Add another c sharp script called "CameraZoomOpacity". This is going to be very similar to the process of the last one, but we'll put the script on the SniperFuzzyOutline, and access its GUITexture component.

using UnityEngine;
using System.Collections;

public class CameraZoomOpacity : MonoBehaviour {

    public Color unZoomedColor = new Color(0.0f,0.0f,0.0f,0.0f);//Color when unpressed
    public Color ZoomedColor = new Color(0.0f,0.0f,0.0f,1.0f);//Color when pressed

    //Update is called once per frame
    void Update () {

        GUITexture FuzzyZoomTexture = GetComponent<GUITexture>();//This grabs just the first texture in this component.
            if( FuzzyZoomTexture != null ){

            //If we made it here, we found a GUITexture component! Awesome!
            float zoomInput = Input.GetAxis("Zoom");//Here's how we grab the current value of the input we created.

            //Just in case something wacky goes on with the axis, we clamp zoomInput to the range 0..1
            zoomInput = Mathf.Clamp01(zoomInput);
            Color finalColor = Color.Lerp(unZoomedColor, ZoomedColor, zoomInput);//I love lerping colours! We blend between colours just like we blend between

            //Make the camera use our final zoom
            FuzzyZoomTexture.color = finalColor;
        } else {
            //No texture component found.
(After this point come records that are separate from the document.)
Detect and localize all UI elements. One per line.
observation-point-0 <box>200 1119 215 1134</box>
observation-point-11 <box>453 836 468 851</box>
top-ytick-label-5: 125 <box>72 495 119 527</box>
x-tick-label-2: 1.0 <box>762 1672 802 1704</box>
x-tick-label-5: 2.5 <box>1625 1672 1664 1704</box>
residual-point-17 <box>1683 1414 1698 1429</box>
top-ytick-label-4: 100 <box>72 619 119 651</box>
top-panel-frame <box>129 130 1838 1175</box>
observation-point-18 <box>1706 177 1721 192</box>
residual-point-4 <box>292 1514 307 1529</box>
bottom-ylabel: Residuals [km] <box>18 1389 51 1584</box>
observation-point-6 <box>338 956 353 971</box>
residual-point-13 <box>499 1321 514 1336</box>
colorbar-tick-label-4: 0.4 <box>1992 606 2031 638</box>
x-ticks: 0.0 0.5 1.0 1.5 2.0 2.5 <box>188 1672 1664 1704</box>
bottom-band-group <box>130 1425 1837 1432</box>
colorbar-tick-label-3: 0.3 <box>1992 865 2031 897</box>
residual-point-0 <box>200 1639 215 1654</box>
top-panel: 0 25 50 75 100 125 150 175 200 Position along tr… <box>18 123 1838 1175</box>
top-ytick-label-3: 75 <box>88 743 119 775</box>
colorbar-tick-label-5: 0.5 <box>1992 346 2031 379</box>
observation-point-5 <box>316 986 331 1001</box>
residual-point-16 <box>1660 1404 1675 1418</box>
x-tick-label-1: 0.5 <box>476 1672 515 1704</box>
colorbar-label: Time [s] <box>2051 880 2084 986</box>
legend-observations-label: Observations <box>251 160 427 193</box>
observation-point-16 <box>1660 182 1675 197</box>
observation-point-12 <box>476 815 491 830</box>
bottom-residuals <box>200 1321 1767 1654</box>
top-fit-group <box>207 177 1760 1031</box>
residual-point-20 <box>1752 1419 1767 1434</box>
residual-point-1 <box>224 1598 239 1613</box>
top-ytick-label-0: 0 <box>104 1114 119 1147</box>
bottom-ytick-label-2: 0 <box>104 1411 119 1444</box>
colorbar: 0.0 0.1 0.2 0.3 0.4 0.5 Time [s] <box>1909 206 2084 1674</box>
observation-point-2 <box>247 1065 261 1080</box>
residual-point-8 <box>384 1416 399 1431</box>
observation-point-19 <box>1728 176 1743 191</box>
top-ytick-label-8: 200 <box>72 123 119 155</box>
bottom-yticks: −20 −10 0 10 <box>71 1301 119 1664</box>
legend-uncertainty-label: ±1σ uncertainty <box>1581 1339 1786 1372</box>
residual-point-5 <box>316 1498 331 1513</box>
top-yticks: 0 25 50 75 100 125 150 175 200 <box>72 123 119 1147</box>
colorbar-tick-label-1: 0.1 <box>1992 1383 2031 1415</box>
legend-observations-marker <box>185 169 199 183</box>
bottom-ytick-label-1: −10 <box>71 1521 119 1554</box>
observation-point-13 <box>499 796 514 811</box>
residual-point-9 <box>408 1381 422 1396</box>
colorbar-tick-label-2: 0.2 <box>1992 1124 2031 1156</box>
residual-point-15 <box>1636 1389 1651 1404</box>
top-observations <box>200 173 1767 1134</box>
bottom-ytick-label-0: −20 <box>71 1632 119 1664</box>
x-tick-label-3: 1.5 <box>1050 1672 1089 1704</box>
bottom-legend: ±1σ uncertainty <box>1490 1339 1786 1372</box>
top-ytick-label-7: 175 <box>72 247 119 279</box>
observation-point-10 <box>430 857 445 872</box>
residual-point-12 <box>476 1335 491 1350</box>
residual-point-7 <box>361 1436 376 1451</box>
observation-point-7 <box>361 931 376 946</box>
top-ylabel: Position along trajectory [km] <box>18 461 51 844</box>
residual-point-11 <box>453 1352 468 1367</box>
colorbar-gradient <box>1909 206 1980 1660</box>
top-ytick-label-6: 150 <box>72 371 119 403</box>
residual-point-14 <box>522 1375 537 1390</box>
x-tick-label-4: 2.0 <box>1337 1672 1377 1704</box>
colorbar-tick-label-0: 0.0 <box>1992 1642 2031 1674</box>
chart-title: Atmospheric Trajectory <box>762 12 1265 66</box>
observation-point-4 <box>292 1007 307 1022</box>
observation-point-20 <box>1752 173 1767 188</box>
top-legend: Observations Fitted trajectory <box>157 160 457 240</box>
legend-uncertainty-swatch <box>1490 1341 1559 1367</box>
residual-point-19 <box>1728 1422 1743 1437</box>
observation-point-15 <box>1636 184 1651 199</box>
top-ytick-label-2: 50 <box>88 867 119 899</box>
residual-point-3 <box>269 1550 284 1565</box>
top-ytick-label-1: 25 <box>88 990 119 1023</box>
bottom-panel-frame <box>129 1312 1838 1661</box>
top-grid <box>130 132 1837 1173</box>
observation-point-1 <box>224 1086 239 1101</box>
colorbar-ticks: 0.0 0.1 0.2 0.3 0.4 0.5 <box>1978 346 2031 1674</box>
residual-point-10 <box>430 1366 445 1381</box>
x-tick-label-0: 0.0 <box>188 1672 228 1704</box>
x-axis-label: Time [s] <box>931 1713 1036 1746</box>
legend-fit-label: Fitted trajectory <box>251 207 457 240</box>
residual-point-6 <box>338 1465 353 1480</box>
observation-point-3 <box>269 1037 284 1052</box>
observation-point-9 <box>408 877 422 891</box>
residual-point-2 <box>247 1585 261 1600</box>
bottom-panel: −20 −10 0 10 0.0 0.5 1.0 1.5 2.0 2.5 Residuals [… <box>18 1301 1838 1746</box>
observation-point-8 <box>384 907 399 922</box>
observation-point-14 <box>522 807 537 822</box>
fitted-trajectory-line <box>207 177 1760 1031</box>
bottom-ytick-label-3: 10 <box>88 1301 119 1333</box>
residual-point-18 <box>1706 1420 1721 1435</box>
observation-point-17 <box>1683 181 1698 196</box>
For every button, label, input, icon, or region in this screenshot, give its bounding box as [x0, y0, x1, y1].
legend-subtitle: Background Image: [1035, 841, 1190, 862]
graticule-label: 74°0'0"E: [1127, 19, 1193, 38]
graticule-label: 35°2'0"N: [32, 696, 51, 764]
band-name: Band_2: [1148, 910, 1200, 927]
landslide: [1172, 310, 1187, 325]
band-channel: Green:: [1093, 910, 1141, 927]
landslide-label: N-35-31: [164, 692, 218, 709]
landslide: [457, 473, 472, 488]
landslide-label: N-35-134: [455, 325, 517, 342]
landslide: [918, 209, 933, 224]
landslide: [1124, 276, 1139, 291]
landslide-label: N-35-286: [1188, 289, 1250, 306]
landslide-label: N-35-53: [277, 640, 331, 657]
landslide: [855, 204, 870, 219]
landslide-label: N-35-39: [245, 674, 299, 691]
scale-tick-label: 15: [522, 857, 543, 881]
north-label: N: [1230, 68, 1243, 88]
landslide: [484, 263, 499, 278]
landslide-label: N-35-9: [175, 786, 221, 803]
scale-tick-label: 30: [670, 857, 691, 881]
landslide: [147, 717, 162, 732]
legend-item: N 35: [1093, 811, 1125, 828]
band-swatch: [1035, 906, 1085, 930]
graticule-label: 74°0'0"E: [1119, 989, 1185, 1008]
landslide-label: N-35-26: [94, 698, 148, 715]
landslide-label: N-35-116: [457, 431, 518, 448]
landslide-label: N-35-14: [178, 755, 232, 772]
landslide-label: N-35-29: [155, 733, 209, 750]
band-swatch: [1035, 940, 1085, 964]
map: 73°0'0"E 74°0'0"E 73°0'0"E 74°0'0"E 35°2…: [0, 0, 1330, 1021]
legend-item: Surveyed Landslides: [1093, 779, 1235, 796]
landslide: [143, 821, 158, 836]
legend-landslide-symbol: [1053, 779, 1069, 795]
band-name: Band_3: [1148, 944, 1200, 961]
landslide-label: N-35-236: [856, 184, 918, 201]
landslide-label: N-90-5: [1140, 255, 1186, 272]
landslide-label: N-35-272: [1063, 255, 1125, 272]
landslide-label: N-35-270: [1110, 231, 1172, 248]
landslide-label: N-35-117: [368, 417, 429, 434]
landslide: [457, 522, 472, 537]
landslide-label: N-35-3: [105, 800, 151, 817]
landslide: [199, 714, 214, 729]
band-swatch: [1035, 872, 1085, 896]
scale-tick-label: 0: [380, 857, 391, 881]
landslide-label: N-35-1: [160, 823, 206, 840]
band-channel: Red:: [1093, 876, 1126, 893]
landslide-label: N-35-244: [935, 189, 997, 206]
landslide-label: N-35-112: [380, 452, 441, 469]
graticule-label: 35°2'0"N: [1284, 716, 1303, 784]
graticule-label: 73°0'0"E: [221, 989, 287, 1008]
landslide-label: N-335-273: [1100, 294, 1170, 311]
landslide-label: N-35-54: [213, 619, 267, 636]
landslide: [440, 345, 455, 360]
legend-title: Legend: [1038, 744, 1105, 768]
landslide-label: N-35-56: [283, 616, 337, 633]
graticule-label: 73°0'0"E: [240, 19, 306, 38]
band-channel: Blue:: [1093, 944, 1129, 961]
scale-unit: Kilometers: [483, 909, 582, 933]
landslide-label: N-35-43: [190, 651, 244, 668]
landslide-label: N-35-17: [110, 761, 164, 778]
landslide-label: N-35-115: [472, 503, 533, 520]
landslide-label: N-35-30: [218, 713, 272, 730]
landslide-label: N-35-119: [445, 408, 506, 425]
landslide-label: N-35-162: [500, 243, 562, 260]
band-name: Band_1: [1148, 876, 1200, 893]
Warn us.
            Debug.LogError("Please hook up the CameraZoomOpacity script to a game object which has a GUITexture component");
        }
    }

}

Add this script to the ZoomGui component!

Some of this stuff could probably be organized slightly nicer, but I am learning this as I answer your question.

This is really freaking cool, and so simple! Thanks for doing this!